Her chest tightened with something soft—something she didn't want to name.
She remembered how he leaned forward, his voice rough with relief, as if her waking up had allowed him to breathe again. She remembered his hand hovering hesitantly over the railing of her bed, almost as though he wanted to reach out but didn't know if he should.
That restraint told her more about him than words could.
He was respectful.
He was careful.
He didn't cross boundaries even in emergencies.
And his eyes…
God.
When he looked at her, she felt seen, fully and deeply, in a way she had only imagined in stories. It wasn't love. Not at all. She wasn't foolish. She knew love didn't bloom in a single heartbeat.
But something inside her—a tiny spark, a quiet flutter—had awakened.
A whisper.
A possibility.
A feeling she had once buried under responsibilities, expectations, and adulthood.
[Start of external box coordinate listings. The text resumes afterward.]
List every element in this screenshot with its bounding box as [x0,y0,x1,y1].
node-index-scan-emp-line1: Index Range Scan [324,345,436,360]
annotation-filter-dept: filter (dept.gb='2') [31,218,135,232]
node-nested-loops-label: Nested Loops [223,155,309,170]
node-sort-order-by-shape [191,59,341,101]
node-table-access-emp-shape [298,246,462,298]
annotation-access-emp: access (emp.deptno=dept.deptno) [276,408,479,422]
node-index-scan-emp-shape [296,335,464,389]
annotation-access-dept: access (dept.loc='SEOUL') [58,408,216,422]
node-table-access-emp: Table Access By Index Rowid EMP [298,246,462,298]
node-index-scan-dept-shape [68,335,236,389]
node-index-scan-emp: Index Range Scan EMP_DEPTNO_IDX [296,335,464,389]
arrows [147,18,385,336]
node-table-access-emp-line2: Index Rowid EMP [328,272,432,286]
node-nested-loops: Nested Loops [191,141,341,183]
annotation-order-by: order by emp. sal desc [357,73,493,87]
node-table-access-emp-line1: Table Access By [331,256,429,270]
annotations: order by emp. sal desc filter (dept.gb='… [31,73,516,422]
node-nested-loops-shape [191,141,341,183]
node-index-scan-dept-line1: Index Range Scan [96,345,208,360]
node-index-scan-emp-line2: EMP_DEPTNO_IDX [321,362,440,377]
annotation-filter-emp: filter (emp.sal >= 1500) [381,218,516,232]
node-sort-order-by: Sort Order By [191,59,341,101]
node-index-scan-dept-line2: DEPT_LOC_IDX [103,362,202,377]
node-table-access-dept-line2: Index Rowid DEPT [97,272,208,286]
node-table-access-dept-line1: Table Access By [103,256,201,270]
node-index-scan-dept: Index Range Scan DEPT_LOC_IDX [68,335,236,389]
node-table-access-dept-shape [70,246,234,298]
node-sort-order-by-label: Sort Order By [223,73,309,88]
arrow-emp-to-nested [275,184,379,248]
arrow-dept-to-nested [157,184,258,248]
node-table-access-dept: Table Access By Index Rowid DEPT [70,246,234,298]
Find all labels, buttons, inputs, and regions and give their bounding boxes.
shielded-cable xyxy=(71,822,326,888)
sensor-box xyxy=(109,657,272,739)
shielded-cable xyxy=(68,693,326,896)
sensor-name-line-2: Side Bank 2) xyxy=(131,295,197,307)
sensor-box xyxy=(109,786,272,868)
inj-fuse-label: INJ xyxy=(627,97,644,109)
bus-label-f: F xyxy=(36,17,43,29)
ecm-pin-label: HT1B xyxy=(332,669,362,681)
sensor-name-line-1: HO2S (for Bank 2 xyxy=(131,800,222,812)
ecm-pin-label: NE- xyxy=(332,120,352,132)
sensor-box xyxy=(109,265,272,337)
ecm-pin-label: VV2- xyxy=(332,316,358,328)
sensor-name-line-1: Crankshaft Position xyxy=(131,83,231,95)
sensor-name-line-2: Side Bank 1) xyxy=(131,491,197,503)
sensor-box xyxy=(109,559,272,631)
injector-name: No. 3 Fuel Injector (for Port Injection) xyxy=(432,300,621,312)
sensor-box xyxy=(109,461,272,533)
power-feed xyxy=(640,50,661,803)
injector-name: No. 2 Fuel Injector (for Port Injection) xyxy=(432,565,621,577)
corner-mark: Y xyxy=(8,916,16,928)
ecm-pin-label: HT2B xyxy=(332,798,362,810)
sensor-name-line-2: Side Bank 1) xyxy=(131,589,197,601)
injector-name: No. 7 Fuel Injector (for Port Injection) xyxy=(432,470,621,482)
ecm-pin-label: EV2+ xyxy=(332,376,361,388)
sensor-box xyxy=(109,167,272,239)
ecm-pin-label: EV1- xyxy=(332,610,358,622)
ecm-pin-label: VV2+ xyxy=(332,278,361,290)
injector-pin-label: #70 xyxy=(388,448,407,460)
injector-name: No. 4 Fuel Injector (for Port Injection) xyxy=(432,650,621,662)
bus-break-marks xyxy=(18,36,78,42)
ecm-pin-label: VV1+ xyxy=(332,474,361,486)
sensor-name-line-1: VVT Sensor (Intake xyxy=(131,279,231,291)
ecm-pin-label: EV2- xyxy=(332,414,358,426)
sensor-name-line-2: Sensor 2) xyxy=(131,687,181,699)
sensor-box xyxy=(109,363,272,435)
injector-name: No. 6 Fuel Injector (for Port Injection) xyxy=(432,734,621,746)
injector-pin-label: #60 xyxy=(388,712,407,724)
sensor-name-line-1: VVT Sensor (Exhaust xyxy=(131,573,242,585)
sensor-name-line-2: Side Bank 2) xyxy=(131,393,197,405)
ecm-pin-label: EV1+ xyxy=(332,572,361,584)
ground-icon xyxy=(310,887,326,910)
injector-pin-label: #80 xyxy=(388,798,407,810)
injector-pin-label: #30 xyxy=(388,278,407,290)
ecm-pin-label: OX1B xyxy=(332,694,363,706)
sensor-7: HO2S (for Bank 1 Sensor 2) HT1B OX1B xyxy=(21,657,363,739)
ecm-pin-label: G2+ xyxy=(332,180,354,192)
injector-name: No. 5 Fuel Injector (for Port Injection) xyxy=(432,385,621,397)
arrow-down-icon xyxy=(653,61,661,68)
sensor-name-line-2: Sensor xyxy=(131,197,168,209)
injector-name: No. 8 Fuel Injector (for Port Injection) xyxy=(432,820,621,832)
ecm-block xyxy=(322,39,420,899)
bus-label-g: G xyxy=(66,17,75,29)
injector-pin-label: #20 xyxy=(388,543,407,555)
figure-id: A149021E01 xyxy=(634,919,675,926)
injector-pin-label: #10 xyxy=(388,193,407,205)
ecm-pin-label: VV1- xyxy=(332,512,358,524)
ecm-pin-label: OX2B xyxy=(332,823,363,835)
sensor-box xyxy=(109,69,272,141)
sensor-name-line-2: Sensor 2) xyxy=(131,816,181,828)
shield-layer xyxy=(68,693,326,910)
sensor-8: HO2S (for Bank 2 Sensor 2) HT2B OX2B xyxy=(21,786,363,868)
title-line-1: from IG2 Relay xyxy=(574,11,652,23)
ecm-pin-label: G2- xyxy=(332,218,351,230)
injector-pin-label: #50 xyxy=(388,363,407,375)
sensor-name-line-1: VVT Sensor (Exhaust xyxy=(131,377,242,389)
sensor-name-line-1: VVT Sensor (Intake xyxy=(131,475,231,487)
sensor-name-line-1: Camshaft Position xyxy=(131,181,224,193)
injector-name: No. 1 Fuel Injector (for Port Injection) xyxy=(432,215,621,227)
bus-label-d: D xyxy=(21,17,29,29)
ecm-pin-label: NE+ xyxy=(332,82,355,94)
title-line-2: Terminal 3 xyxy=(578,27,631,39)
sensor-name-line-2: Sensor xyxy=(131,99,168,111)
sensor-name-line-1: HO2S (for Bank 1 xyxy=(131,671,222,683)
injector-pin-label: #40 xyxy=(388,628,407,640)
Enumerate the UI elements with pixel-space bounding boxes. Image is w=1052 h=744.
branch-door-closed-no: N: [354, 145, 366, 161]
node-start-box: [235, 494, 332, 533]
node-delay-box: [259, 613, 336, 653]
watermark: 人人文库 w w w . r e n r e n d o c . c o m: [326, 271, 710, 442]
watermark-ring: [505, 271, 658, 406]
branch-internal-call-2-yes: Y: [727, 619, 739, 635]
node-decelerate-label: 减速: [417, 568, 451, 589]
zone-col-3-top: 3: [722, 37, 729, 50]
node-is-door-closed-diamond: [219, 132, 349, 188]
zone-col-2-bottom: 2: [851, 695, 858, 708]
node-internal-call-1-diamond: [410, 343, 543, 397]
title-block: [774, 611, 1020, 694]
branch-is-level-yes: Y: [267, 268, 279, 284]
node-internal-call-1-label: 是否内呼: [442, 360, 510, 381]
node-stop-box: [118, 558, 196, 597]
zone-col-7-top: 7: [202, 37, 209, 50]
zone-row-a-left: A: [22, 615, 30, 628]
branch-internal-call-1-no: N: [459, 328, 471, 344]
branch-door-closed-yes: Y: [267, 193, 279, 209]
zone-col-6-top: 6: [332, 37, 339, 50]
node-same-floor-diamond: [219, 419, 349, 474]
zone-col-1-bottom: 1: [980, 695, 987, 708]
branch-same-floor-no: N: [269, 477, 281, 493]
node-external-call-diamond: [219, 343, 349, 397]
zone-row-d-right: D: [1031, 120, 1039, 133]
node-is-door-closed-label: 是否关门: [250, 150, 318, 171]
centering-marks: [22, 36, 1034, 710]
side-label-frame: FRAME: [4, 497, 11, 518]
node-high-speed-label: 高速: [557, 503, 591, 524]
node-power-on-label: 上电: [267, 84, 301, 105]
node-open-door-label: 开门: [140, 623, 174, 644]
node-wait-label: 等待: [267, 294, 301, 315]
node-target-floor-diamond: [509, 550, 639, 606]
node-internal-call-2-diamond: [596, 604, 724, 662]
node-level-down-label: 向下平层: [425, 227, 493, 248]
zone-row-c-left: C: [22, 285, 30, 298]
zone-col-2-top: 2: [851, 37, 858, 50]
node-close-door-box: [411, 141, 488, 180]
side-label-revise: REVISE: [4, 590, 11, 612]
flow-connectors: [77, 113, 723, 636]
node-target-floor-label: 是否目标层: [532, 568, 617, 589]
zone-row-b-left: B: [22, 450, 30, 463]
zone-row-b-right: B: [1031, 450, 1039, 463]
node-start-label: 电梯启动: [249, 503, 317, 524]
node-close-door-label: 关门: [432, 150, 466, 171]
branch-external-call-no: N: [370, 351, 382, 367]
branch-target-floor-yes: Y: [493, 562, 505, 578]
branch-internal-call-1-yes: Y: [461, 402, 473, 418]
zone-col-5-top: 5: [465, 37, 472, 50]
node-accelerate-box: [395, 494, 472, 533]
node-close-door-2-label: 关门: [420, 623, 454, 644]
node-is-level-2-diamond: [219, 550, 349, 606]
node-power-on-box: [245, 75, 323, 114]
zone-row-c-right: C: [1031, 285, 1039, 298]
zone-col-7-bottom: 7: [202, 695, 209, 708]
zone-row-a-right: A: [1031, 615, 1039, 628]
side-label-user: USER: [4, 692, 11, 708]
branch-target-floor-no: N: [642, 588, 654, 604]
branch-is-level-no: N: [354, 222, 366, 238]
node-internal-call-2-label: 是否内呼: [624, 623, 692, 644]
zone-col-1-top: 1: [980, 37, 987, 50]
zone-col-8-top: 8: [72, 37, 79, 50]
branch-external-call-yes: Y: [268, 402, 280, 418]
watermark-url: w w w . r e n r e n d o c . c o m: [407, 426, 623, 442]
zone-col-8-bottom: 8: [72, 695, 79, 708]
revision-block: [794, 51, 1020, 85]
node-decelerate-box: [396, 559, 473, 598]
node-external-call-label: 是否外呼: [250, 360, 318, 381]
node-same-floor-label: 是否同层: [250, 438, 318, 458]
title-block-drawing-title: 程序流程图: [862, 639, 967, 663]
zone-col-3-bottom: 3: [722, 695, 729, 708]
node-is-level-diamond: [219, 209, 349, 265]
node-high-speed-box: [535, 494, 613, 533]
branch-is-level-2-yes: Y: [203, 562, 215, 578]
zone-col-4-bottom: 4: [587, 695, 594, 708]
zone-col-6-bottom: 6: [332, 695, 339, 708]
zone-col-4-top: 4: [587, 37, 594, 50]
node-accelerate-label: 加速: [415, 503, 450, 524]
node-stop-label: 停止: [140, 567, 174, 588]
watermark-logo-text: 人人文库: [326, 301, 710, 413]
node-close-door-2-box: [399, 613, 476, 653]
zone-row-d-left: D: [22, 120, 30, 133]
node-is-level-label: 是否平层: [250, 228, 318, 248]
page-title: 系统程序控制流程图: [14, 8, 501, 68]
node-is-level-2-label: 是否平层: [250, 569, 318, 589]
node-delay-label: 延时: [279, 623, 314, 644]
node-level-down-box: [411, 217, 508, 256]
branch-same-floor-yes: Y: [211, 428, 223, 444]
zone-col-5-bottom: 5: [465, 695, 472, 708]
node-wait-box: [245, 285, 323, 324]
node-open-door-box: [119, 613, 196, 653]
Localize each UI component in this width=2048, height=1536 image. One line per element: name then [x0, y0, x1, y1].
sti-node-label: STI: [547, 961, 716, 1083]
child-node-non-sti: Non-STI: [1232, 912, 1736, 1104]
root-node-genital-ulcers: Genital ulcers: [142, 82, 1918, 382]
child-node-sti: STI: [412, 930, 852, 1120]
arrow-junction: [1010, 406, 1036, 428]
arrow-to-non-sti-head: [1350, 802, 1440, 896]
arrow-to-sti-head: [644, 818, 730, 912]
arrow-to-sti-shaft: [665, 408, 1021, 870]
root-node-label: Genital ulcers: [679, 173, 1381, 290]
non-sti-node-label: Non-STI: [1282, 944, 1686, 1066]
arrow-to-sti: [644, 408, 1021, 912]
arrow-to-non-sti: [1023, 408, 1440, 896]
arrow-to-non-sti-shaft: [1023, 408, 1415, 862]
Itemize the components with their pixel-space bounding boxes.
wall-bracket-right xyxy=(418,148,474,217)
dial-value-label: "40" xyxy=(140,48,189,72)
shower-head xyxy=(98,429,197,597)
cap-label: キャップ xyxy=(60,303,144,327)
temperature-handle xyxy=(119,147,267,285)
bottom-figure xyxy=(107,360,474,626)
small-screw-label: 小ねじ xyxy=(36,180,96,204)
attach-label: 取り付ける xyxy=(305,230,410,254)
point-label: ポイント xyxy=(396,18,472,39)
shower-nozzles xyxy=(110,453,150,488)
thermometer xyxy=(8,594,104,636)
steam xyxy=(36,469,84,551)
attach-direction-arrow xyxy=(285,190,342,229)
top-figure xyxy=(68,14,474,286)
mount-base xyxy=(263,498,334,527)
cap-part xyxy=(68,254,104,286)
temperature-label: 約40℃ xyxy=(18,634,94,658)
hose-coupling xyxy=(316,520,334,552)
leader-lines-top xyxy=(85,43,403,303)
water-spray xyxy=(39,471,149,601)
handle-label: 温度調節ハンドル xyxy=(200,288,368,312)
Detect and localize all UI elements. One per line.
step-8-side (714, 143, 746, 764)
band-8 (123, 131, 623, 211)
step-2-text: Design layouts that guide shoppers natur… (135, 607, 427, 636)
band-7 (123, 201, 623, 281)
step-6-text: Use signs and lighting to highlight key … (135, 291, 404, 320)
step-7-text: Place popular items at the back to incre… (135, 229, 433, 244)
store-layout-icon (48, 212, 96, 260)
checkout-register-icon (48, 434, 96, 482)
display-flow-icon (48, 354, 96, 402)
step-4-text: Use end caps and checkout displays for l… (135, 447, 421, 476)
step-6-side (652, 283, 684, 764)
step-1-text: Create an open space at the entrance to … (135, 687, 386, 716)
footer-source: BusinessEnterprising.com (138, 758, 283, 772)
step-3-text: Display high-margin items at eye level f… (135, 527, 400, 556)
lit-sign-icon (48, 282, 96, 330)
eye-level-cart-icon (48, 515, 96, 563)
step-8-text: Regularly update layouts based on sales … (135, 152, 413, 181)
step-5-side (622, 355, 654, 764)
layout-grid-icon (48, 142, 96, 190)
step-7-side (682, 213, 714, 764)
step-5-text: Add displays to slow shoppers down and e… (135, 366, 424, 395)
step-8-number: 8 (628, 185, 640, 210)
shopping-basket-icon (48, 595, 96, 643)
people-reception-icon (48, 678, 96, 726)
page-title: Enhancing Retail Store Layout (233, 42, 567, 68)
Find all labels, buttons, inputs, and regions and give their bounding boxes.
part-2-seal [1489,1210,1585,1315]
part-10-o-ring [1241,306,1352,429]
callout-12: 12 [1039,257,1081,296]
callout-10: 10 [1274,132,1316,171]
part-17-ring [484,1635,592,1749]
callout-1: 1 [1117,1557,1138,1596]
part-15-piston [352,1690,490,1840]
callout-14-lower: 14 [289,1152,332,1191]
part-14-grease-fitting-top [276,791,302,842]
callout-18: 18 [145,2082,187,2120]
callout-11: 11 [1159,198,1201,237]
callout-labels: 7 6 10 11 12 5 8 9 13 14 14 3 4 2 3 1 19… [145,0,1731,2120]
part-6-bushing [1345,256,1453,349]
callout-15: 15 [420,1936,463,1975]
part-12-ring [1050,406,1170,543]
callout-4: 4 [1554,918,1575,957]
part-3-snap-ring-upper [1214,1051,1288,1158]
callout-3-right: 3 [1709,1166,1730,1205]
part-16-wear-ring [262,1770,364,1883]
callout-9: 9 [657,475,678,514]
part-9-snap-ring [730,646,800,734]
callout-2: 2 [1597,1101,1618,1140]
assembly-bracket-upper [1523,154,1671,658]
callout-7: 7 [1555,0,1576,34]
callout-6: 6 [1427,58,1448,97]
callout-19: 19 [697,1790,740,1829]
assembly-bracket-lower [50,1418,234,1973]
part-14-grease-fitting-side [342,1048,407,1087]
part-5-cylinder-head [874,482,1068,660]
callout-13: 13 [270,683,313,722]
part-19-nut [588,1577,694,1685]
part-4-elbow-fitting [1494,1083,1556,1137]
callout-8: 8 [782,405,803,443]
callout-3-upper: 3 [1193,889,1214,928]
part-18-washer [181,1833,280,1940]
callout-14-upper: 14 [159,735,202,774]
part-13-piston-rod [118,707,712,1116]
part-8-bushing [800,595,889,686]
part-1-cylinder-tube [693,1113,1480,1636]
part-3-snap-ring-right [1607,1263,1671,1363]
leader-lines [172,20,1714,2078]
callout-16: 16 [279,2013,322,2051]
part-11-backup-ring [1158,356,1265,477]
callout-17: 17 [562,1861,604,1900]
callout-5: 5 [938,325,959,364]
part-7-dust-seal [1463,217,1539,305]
"Prince charming…" she whispered with a tiny, embarrassed smile.
Not literally, of course. But the feeling—the fluttering, the warmth, the disbelief that someone could be that beautiful—it made her feel like a girl again. Like the Elena who used to write dreams in her diary with glitter pens and draw hearts around faceless princes she had never met.
She turned her head slightly, staring at the empty chair beside her bed—the one he had sat in before leaving the room.
He had waited for her.
Stayed by her side.
Ensured she wasn't alone when she opened her eyes.
A stranger didn't have to do that.
And yet… he did.
Her stomach filled with butterflies again, swirling so wildly she had to place a hand over it. The sensation made her laugh softly—quiet and self-conscious.
"This is crazy," she told herself. "I don't even know him."
But her heart didn't listen.
Her heart remembered the way he looked at her.
Her heart remembered the softness in his voice.
Her heart remembered the silhouette of his shoulders in the stormlight.
Her heart remembered the warmth in his eyes when he said,
'I'm glad you're okay.'
There was no denying it—
the thought of him sent a gentle, dreamy warmth spreading through her chest.
She exhaled, long and slow, trying to calm herself.
It didn't work.
If anything, the only thought that settled was this:
She wanted to see him again.
Not because she expected anything to happen.
Not because she believed in fate or lightning-struck love.
But because… something in him felt familiar.
Something felt safe.
Something felt like a story waiting to begin.
Her eyes fluttered shut again, a tiny smile tugging at her lips.
Prince charming.
Storm-born.
Unexpected.
Heart-shaking.
For the first time in a long time, Elena felt the beginnings of a story writing itself inside her chest.